Soundwalk Collective’s composition for Hala Wardé’s ‘A Roof For Silence’ is inspired by the centrepieces of the Venice Biennale’s Lebanese Pavilion: the thousand-year-old olive trees of Bchaaleh, a remote village in the Batroun region of Lebanon. These trees of wisdom are silent witnesses of permanence and fragility: their natural formations evoke and elude gravity at once, as they live and breathe simultaneously in the past, present and future. They exist beyond the grasp of our concept about time and space, still producing fruits yet stoically standing, unmoved for over a century. The sound piece is composed of two chapters, ‘Falling Into Time’ featuring Lucy Railton on cello, and Antiforms featuring Daisuke Tadokoro on piano, reflecting the notion of the olive tree as a bridge between these two worlds of presence and void.

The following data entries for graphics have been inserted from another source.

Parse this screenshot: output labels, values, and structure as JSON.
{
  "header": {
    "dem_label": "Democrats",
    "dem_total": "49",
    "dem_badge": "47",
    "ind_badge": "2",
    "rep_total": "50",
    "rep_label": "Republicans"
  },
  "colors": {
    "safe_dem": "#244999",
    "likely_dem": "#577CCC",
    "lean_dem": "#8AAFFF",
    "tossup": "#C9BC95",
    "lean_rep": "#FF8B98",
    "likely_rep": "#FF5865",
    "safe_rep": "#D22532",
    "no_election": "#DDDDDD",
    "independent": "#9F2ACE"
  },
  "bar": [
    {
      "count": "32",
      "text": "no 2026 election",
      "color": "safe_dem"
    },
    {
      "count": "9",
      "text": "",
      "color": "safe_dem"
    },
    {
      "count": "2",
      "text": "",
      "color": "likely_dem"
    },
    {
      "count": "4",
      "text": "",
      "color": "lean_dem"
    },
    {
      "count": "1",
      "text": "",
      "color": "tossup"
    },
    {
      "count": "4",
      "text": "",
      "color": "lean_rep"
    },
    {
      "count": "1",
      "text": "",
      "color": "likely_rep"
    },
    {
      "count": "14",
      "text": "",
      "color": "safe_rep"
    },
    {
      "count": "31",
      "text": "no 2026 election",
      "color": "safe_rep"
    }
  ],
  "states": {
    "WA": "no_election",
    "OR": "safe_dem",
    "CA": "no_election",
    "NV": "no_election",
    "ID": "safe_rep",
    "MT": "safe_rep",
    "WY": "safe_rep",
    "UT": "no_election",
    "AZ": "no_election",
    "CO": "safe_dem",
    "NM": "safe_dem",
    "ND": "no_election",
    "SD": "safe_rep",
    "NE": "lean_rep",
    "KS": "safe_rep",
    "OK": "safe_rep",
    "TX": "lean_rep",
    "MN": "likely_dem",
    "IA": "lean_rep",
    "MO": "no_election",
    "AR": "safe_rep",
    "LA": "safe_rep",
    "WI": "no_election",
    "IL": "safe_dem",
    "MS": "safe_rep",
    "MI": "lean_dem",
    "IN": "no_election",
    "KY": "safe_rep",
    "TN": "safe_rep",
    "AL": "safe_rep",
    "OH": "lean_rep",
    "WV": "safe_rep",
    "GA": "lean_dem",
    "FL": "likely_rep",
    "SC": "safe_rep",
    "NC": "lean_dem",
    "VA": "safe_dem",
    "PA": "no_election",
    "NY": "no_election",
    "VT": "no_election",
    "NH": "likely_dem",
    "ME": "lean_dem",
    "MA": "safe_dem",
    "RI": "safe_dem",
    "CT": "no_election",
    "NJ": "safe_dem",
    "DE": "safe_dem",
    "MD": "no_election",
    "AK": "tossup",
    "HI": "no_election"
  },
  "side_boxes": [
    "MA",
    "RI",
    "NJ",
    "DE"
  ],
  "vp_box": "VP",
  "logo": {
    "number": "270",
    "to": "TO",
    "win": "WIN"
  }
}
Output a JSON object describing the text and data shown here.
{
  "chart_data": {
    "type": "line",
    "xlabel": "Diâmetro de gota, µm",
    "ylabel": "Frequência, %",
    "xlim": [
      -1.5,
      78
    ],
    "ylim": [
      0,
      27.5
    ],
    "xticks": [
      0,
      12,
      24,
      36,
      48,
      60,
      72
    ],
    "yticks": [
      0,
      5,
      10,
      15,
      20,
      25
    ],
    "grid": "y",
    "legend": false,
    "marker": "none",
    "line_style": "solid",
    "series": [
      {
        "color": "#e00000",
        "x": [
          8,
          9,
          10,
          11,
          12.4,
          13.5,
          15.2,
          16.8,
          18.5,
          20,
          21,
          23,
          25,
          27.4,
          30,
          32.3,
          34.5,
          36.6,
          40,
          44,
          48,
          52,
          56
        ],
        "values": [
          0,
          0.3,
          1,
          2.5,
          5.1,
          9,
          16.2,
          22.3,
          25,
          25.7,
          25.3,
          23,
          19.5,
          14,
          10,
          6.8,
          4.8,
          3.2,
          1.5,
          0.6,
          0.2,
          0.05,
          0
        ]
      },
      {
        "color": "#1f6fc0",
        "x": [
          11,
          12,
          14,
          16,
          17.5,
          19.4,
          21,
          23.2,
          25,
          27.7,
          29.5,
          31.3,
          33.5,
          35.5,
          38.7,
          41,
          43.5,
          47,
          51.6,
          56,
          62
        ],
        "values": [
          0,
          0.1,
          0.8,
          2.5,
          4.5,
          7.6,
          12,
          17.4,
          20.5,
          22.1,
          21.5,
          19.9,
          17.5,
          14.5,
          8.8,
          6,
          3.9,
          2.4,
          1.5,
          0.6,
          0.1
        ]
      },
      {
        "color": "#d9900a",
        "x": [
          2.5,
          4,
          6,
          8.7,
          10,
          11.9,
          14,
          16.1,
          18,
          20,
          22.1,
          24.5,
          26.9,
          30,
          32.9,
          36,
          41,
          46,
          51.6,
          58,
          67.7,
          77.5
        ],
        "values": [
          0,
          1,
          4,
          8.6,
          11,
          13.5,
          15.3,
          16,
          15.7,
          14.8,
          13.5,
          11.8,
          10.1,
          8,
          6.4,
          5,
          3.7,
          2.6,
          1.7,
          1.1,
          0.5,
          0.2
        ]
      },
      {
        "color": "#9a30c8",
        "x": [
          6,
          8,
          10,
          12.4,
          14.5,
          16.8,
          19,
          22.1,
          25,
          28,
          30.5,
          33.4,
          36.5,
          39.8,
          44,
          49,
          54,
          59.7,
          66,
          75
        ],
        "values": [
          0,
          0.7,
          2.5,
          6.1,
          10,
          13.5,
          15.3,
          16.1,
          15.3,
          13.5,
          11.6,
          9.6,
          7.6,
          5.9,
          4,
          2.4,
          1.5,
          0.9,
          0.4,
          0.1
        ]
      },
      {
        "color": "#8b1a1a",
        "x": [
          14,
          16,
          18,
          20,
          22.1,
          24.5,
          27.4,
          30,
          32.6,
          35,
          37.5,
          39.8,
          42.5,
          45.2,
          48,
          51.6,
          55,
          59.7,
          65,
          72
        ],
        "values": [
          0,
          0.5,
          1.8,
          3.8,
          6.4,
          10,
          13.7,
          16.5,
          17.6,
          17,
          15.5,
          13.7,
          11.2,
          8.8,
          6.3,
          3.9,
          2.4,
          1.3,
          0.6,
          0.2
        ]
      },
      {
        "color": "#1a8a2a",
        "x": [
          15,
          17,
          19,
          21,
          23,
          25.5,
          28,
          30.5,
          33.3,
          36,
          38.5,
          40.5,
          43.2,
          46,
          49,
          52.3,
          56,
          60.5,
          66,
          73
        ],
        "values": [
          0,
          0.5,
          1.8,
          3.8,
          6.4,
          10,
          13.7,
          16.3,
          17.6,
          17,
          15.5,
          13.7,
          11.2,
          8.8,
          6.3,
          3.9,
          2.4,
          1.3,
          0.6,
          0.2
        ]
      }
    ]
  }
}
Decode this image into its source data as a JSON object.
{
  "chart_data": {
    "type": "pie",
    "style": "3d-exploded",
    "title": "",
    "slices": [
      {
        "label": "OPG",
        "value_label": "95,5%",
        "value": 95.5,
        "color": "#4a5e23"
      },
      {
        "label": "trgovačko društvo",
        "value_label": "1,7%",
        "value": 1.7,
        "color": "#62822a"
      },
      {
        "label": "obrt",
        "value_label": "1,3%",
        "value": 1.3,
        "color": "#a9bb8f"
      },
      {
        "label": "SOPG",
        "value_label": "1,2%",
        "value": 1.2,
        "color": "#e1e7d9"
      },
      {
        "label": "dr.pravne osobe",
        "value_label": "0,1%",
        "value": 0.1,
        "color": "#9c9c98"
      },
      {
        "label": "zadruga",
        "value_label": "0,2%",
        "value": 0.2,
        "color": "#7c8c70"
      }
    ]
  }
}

‘Falling Into Time’ slowly immerses us into the ground; roots grow deeply within the earth and natural matter, every day, hour, minute, second. The sound of a vibrating cello connects with the resonant frequency of the olive tree, evoking a timeless space where presence and void coexist.
‘Antiform’, a piece inspired by Paul Virilio’s concept, evokes the sky and the idea of expanse, anti-gravity and elevation. We remember Virilio’s words: “where there is a sentient object, being or thing, the space is no more, we take away a volume from it, by this very act we give it a shape: the Antiform.” All elements let go of structure and become informal and abstract; the improvised piano loses order and breaks free from existing patterns.
“Where there is a sentient object, being or thing, the space is no more, we take away a volume from it, by this very act we give it a shape: the Antiform.”